Tradisi yang sudah berlangsung turun temurun tersebut, memang biasa dilaksanakan setiap malam ke-21 bulan ramadhan. Selain untuk memperingati Nuzurul Quran, pada malam itu, biasanya ada ritual pendakian gunung Sumbing yang dilakukan masyarakat, untuk mengunjungi petilasan makam Ki Ageng Makukuhan, yang diyakini sebagai seorang tokoh penyebar agama Islam.
Beruntung, walaupun ditiadakan, saya tetap bisa mendaki, karena bersama rekan dari Federasi Mountaineering Indonesia (FMI) Jawa Tengah, mendapat tugas melakukan pendampingan self assesment SNI 8748:2019 Pengelolaan Pendakian Gunung yang dikeluarkan oleh BSN Indonesia, untuk jalur pendakian gunung Sumbing via Dukuh Seman
ADVERTISEMENT
Menurut salah seorang pengelola Basecamp Bimawari – pengelola pendakian gunung Sumbing via Dukuh Seman, Jumari, sebenarnya, jalur pendakian via Dukuh Seman, merupakan salah satu jalur pendakian tua. Biasa dipakai masyarakat untuk ziarah. Jadi, dikenal juga sebagai jalur pendakian ritual. Tetapi sejak, Januari 2021, dibuka juga untuk pendakian umum.

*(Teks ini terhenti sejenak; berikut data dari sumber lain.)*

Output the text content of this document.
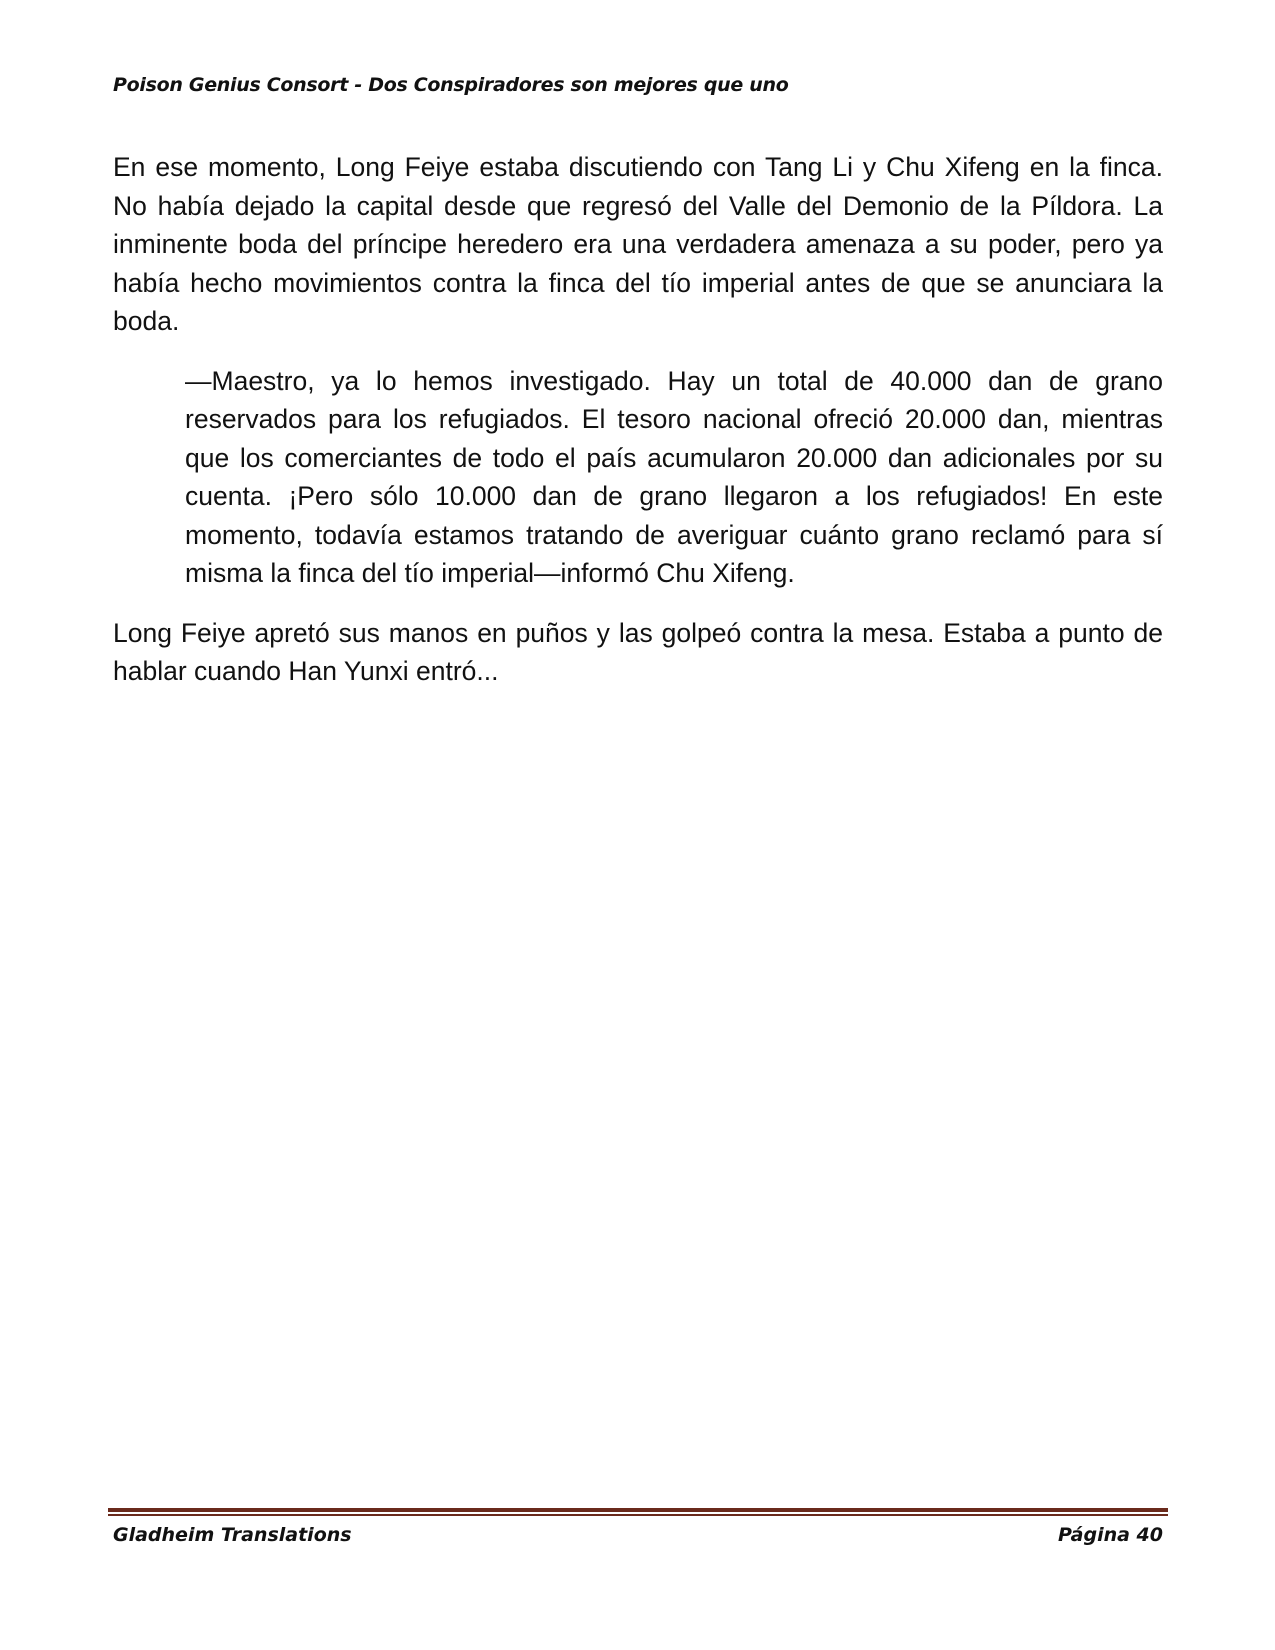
Poison Genius Consort - Dos Conspiradores son mejores que uno

En ese momento, Long Feiye estaba discutiendo con Tang Li y Chu Xifeng en la finca. No había dejado la capital desde que regresó del Valle del Demonio de la Píldora. La inminente boda del príncipe heredero era una verdadera amenaza a su poder, pero ya había hecho movimientos contra la finca del tío imperial antes de que se anunciara la boda.

—Maestro, ya lo hemos investigado. Hay un total de 40.000 dan de grano reservados para los refugiados. El tesoro nacional ofreció 20.000 dan, mientras que los comerciantes de todo el país acumularon 20.000 dan adicionales por su cuenta. ¡Pero sólo 10.000 dan de grano llegaron a los refugiados! En este momento, todavía estamos tratando de averiguar cuánto grano reclamó para sí misma la finca del tío imperial—informó Chu Xifeng.

Long Feiye apretó sus manos en puños y las golpeó contra la mesa. Estaba a punto de hablar cuando Han Yunxi entró...

Gladheim Translations	Página 40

Menariknya, Basecamp Bimawari, mempunyai bangunan permanen seperti aula berbentuk joglo. Sehingga dapat digunakan untuk berbagai kegiatan masyarakat. Setiap calon pendaki, setelah melakukan boking online, begitu tiba harus melaporkan diri pada loket pendaftaran. Melaporkan perlengkapan dan perbekalan apa saja yang dibawa.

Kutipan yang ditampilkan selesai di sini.